''Predicting phase prototypes of inorganic substances through transfer learning''
CNNs were trained on a big dataset of 228,676 compounds from open quantum materials database (OQMD). The feature extractors of the well-trained CNNs were reused for feature extraction on a phase prototypes dataset containing 17,762 inorganic substances and involving 170 phase prototypes. Random forest was then utilized as classifier.
Pickle formatted file 'comp_energy_pa_oqmdf2b.txt' and 'comp_volume_pa_oqmdf2.txt' contain Ef and V data from OQMD. Pickle formatted file 'phase-prototypes-dataset.txt' contains the phase-prototypes-dataset. Pickle formatted file 'element_property.txt' and 'Z_row_column.txt' contain information of 108 chemcial elements' atomic numbers, row numbers, and column number etc.
Codes 'CNN-OQMD-Ef' and 'CNN-OQMD-Ef' carry out training and testing.
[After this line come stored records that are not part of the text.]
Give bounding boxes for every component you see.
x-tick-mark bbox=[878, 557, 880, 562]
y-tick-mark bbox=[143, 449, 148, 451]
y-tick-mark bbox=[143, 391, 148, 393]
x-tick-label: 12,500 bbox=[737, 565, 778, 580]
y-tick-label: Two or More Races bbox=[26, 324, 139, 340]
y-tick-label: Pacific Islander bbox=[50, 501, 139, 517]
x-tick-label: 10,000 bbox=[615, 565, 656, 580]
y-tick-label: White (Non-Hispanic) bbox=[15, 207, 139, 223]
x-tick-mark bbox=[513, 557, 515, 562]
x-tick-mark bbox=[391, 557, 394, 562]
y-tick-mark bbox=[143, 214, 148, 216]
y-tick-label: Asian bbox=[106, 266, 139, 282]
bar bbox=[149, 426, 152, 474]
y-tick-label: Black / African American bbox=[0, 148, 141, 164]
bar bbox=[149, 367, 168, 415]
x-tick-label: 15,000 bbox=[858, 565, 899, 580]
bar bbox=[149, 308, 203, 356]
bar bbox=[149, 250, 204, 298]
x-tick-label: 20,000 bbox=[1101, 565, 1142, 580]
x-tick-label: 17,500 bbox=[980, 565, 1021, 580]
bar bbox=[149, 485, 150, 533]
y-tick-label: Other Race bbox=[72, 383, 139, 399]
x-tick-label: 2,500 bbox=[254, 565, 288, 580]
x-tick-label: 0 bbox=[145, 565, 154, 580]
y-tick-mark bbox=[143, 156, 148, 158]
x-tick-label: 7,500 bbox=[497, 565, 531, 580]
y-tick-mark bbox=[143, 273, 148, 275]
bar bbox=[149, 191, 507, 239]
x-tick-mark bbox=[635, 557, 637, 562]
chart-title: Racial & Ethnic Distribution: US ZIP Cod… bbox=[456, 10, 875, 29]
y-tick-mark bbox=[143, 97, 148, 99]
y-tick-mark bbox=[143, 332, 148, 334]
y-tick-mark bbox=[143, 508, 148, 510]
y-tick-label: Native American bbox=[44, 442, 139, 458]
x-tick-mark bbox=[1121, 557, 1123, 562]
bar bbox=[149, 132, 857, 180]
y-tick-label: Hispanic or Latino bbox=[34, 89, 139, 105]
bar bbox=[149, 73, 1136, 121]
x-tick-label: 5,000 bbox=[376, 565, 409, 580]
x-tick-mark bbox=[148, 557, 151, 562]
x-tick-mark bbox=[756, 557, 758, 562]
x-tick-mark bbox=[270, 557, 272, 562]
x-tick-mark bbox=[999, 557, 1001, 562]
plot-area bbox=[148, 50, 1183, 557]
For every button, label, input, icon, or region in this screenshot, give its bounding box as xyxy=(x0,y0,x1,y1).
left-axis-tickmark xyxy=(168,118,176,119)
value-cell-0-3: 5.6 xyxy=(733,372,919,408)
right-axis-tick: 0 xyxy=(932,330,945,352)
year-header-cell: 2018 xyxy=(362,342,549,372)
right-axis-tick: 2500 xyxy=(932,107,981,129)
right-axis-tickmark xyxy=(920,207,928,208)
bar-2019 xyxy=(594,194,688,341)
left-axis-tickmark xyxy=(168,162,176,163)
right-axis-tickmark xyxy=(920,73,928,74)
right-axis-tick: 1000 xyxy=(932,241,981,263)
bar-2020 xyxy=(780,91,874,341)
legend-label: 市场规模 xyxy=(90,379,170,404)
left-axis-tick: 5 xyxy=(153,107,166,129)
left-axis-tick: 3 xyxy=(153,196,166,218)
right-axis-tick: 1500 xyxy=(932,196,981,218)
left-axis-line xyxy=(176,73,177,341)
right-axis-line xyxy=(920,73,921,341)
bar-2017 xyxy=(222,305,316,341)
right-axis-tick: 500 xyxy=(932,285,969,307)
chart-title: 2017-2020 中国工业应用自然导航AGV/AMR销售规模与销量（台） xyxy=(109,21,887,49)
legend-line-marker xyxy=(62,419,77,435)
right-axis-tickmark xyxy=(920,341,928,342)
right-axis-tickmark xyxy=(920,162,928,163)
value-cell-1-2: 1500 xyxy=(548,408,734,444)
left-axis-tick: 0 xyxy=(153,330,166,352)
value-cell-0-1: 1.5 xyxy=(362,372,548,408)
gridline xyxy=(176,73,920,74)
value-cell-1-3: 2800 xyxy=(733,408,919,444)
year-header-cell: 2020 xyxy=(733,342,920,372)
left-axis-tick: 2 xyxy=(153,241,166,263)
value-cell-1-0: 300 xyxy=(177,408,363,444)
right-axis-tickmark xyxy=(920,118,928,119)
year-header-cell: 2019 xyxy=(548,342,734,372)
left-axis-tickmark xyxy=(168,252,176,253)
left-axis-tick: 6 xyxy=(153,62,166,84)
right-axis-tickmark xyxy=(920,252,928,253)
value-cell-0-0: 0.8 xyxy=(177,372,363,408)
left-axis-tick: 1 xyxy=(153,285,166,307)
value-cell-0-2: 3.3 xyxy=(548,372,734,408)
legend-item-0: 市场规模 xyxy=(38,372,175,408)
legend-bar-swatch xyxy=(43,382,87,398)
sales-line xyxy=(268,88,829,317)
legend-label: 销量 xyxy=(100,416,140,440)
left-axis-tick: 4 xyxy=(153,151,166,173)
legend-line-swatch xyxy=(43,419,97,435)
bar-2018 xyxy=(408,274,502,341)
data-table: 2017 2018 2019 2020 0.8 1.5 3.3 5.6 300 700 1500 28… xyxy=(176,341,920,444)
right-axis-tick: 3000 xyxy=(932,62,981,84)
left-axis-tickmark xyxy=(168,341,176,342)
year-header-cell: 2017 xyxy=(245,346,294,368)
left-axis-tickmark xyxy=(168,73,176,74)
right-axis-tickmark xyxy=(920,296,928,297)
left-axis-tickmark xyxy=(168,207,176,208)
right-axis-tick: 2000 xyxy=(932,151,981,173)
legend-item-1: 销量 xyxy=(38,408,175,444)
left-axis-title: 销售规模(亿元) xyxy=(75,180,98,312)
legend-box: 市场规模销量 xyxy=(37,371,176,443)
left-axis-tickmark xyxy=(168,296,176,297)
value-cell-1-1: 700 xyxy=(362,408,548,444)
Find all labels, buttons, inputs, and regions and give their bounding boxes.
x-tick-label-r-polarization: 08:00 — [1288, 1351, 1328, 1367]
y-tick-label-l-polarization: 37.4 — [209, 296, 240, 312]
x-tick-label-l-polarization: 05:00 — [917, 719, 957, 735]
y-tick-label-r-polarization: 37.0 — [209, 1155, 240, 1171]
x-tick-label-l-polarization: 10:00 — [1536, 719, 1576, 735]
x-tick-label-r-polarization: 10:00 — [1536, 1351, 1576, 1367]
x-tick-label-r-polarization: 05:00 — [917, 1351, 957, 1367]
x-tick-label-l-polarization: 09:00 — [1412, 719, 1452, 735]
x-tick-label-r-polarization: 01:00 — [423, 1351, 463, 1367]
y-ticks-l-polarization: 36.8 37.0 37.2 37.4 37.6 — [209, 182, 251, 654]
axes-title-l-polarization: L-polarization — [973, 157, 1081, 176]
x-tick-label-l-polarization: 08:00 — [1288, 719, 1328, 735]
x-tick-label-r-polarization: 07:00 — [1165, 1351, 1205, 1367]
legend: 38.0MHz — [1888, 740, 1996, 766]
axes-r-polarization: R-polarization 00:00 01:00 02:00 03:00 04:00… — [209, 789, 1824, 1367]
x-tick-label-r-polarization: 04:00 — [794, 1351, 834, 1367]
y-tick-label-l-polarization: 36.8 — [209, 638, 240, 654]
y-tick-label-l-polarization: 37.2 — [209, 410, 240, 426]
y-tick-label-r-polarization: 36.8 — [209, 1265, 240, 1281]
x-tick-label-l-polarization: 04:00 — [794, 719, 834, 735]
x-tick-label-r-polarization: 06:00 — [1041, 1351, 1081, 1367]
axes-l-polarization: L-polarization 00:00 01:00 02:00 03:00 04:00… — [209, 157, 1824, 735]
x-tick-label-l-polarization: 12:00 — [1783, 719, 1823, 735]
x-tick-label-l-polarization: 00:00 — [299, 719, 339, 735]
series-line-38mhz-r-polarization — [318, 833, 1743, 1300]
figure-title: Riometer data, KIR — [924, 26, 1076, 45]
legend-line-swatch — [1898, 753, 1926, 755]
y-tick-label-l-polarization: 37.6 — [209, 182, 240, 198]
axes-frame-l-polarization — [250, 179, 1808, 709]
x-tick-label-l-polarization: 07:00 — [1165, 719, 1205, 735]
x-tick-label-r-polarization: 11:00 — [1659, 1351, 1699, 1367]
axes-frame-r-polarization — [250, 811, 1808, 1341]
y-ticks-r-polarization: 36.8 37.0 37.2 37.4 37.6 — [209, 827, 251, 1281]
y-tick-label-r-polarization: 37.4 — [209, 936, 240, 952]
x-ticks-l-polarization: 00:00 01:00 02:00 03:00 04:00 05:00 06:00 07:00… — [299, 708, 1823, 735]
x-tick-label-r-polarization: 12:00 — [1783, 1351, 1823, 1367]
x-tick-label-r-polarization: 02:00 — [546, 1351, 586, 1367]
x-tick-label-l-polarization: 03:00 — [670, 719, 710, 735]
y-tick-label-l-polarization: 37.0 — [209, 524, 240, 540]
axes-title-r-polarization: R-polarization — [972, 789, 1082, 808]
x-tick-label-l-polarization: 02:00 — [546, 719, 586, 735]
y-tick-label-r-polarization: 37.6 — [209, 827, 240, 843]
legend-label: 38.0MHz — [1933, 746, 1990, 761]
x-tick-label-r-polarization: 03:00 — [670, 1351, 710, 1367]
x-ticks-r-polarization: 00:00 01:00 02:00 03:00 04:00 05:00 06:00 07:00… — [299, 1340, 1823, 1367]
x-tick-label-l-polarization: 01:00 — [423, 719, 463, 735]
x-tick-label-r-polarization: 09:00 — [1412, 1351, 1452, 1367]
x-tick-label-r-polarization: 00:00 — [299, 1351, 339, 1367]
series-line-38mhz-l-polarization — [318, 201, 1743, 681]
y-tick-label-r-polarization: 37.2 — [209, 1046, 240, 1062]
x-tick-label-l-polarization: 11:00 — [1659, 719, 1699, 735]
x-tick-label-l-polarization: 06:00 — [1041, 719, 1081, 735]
The best models are saved for next step prediction.
10 models, i.e. 'CNN-Ef-best-(0-4)Wb.h5' and 'CNN-V-best-(0-4)Wb.h5', were obtained after 5-fold cross-validation.
'main-transfer-learning.py' read phase-prototypes-dataset, uses one model from 'CNN-Ef-best-(0-4)Wb.h5 or CNN-V-best-(0-4)Wb.h5 as features generators, and use random forest as classifier to fulfil the goal of transfer learning.
'main-non-transfer.py' read phase-prototypes-dataset, took composition vector as input, and use random forest as classifier.